Experiencing upper-level eventing hands-on was so enjoyable that Tassos-Reimers found herself seeking out additional opportunities to groom. In 2021, she volunteered to help New Zealand’s Joe Meyer at the Land Rover Kentucky CCI5*-L, and that led to more five-star grooming opportunities.

“Max Corcoran was his groom; I was there just volunteering and helping her,” she recalled over her first trip to Kentucky with Meyer. “She’s just the most amazing groom and horseman there is, so I got to learn from the best,” she explained. “I’ve helped groom for Joe a few times at Land Rover and Fair Hill now, and it’s been really fun.”

Her favorite aspect of grooming is the perspective it gives her about what goes into making a successful horse and rider.

“It’s the way the riders, grooms and horses interact behind the scenes,” she said. “Most of the public only sees the horses and riders compete, but it’s really amazing to see the importance of the bonds that those riders have with their grooms and their horses behind the scenes. It’s not just the horse and rider out there competing; it’s the whole team.”

Stephanie Tassos-Reimers
Stephanie Tassos-Reimers during her competition days with Catalina. Photo Courtesy Of  Tassos-Reimers

‘Competing Is Actually Secondary’

Once immersed in the eventing world, Tassos-Reimers became a regular volunteer at her local Greater Houston Combined Training Association events, often jump judging and pitching in wherever necessary. At the recommendation of fellow volunteers, she pursued a vacancy on the USEA Area V Council as a further opportunity to get involved and give back.

“I knew I would probably never run Land Rover [Kentucky], but I wanted to give back to the sport, so I figured I would become a part of the sport from a leadership perspective,” she said of her motivation to join the council in 2018.

Being an active competitor allowed Tassos-Reimers to bring a new point of view to the council.

“When I came on board, we were really struggling with losing [competition] venues and with membership [rates], just like the rest of the country. A lot of the members on the committee had been there for a long time and didn’t really compete anymore,” she said. “I think I was able to bring a competitor’s perspective back into the committee.”

As the young rider coordinator and later the chairman, Tassos-Reimers focused on education for the next generation of eventers and emphasized the sense of community in the local eventing world. COVID-19 effectively eliminated in-person events, so in the pandemic’s wake, Tassos-Reimers prioritized the return of face-to-face interactions. She organized social events at local competitions to rekindle the sense of camaraderie and excitement around eventing and to stimulate membership numbers.

Beginning in 2024, Tassos-Reimers will again assume the position of Area V Council chairman after a two-year stint back in her young rider coordinator role. She hopes to reinvigorate the Young Rider Program, bring the modified level to Area V, and find new venues for training and competition.

Somehow, Tassos-Reimers finds time to groom for upper-level event riders, serve on the Area V Council, and manage her own riding and competition schedule, all on top of her full-time career in commercial development.
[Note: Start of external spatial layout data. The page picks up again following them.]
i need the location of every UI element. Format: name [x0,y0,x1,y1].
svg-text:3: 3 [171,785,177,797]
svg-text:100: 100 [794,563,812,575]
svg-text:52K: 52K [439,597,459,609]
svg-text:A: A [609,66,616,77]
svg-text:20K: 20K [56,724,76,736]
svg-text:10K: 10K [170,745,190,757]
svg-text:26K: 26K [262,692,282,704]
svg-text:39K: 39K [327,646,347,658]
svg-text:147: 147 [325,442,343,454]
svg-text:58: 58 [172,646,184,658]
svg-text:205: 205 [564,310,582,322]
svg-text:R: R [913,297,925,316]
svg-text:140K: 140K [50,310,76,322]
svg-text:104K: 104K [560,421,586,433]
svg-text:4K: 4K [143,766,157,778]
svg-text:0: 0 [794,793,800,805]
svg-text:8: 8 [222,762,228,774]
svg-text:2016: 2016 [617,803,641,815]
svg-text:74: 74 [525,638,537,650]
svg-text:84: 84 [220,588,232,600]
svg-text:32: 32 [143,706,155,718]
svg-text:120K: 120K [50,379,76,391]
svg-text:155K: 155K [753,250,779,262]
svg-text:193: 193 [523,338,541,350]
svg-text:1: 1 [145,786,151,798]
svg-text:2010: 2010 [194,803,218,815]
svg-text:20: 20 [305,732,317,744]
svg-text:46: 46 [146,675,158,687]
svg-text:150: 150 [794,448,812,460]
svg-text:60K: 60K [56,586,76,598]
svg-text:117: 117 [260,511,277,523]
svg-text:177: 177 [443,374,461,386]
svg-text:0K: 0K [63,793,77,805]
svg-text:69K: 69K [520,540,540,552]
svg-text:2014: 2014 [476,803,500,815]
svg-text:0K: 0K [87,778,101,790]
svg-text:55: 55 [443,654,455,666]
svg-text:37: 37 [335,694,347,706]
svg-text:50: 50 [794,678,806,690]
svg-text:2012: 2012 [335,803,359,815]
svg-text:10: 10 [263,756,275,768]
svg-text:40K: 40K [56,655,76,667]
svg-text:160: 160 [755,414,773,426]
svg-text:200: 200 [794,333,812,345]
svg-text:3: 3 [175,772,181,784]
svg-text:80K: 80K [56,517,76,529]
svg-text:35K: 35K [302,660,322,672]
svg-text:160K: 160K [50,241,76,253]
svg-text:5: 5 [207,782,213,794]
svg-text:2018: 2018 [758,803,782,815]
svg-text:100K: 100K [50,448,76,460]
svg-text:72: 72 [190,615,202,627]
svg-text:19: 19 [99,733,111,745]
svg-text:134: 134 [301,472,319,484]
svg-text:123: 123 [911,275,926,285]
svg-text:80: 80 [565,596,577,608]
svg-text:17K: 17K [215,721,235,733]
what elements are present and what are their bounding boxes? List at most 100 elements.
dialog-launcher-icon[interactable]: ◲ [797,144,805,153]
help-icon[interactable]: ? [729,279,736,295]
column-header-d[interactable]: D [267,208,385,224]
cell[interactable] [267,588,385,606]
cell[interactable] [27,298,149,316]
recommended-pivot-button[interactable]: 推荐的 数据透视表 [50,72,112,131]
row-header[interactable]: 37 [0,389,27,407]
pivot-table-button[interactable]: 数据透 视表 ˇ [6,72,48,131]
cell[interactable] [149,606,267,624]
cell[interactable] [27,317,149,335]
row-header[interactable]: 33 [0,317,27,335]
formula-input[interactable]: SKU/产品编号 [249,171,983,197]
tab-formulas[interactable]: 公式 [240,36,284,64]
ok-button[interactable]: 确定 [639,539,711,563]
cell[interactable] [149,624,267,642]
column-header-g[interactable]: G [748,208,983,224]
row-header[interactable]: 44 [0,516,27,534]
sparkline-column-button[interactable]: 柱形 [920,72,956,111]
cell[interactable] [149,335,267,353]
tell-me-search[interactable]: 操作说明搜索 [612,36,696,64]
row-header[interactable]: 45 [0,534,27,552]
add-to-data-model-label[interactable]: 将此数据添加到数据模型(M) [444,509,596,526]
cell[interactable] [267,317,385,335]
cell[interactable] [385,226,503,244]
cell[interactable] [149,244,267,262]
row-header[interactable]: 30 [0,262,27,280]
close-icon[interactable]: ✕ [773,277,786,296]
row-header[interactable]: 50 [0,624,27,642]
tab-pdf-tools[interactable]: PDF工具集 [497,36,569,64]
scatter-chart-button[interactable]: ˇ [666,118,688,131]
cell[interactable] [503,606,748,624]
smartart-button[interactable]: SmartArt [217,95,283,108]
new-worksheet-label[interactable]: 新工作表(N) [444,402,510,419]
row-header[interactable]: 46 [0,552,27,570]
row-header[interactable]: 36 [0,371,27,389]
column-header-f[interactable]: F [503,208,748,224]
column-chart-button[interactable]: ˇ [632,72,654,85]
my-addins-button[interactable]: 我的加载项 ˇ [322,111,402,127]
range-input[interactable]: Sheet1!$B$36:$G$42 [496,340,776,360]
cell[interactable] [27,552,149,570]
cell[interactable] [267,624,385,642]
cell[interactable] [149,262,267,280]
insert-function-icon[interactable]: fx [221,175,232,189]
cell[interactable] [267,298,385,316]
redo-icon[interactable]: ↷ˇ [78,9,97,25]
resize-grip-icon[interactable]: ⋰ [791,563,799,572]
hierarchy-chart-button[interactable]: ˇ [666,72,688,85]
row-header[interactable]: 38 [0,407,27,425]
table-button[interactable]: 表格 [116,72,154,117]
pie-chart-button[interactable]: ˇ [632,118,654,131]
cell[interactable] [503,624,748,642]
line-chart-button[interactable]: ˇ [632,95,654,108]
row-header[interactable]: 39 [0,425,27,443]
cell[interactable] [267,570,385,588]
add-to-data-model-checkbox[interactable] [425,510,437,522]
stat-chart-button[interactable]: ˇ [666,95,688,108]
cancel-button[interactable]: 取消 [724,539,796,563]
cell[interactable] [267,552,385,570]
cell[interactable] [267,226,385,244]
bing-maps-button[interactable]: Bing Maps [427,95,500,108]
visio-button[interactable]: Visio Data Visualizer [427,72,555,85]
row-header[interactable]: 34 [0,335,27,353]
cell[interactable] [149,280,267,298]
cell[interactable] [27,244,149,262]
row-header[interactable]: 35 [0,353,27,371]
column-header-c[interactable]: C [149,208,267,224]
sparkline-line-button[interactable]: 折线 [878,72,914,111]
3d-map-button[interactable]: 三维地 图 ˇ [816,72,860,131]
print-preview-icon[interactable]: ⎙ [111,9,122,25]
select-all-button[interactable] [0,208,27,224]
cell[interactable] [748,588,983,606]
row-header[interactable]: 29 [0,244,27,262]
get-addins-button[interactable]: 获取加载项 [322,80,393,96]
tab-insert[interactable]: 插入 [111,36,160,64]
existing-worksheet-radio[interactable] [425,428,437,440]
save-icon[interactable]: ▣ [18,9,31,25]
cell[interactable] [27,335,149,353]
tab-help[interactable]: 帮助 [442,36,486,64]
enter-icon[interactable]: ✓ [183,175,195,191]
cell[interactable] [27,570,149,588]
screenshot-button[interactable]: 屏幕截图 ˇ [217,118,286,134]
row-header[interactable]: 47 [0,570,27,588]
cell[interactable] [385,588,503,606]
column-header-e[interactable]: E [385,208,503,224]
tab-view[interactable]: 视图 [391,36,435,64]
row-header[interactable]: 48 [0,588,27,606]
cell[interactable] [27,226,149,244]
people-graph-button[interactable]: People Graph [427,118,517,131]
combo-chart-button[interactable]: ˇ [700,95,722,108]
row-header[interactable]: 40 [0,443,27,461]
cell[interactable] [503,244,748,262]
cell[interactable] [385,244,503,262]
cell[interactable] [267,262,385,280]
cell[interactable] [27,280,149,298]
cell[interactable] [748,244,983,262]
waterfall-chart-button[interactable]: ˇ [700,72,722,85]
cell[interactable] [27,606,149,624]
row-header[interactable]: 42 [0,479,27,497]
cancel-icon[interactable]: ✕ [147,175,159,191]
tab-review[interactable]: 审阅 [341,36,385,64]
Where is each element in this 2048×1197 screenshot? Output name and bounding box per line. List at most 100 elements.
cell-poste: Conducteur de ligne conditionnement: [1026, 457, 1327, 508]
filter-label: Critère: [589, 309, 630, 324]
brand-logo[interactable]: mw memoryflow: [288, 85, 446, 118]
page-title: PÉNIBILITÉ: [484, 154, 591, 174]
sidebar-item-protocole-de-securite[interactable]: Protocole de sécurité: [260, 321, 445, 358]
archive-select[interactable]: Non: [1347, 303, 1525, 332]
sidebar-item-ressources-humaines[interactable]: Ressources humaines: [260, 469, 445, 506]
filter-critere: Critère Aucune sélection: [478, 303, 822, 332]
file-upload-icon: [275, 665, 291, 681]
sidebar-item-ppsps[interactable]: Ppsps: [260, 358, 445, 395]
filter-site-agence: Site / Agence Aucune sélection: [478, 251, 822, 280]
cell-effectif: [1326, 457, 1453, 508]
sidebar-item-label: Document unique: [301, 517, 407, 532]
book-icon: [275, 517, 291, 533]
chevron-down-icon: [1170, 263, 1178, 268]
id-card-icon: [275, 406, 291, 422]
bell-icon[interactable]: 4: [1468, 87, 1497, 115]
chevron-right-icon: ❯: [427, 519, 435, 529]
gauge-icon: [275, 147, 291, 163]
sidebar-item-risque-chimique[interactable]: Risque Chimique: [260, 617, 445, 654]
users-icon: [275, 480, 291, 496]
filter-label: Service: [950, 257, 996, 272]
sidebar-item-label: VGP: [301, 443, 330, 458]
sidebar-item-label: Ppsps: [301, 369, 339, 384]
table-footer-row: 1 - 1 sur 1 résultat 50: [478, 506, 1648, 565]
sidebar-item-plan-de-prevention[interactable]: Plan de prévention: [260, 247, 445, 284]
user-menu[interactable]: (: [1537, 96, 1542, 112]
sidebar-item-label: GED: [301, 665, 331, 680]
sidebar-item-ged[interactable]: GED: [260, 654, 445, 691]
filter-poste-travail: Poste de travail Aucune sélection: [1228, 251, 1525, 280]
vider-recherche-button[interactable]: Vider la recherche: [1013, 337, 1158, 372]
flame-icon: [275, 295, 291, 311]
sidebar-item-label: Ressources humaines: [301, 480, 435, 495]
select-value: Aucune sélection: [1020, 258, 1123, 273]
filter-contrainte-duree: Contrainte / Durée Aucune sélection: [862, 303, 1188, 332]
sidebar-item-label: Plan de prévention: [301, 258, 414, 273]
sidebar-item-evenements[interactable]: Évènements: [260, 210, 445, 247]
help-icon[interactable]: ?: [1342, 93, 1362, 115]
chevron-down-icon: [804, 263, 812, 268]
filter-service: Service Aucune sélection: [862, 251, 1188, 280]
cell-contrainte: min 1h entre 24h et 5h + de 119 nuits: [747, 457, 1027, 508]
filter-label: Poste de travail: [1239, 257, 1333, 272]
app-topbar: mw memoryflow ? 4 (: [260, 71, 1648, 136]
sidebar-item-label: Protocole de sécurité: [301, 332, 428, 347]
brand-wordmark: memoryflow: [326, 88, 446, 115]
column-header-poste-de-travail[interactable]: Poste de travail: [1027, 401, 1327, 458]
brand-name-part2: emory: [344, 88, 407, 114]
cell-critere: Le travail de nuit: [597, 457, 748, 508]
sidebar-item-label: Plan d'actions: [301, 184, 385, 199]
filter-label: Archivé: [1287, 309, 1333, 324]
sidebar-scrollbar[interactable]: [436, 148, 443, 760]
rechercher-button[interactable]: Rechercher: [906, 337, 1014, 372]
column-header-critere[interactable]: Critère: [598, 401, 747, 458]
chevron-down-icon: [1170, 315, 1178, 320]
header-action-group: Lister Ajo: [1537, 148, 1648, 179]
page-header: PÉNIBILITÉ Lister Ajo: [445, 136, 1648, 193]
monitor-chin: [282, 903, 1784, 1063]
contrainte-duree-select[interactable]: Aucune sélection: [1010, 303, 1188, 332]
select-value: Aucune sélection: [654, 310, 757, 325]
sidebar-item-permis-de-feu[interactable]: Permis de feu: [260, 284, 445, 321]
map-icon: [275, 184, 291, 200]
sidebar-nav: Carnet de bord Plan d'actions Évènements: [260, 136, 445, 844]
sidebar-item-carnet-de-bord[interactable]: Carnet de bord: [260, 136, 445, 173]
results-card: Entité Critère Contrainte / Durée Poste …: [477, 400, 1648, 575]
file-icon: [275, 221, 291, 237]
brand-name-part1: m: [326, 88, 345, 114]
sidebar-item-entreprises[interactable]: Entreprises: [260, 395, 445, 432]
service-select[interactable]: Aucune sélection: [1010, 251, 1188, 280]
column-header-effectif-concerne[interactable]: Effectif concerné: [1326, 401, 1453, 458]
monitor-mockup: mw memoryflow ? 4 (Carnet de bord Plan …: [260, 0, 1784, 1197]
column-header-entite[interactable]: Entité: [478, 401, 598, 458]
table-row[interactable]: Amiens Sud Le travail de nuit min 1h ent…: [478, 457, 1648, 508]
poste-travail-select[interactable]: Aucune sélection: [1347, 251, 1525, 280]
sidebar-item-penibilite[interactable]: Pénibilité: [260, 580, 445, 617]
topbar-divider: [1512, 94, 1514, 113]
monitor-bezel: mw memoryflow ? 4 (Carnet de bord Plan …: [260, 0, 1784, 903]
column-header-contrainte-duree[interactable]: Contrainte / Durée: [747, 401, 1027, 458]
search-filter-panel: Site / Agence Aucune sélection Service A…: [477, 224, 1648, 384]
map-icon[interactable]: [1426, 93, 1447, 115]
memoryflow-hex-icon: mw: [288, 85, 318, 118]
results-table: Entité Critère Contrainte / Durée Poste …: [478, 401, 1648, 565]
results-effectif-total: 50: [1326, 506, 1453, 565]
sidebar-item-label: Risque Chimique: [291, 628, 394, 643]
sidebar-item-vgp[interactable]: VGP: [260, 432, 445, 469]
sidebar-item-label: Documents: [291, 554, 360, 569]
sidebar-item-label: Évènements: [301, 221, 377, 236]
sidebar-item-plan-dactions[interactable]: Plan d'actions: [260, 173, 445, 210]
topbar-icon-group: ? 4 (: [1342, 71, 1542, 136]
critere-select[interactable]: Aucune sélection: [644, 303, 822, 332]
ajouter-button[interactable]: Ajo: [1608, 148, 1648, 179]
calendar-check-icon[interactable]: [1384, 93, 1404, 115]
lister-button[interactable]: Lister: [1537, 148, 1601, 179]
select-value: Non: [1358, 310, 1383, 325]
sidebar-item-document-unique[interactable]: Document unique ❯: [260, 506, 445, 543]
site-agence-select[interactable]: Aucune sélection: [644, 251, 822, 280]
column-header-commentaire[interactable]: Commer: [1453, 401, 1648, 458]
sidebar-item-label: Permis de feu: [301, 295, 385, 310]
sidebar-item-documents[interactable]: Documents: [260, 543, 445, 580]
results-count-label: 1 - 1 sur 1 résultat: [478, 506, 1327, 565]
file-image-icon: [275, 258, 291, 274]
She credits her husband Mike for making it all possible: “I wouldn’t be able to do this horse thing without his support.”

Not only is Tassos-Reimers not slowing down, she’s adding another venture to her plate. This year, she plans to pursue her technical delegate license and her ‘r’ judging license as additional ways to serve the eventing community she loves.

“Competing is actually secondary to the time and effort I spend on the Area Council and otherwise volunteering in the sport,” she says. “I really enjoy the sport, and I want to contribute and give back to it. So I became a part of it at a leadership level; I think that’s the main way I can give back.”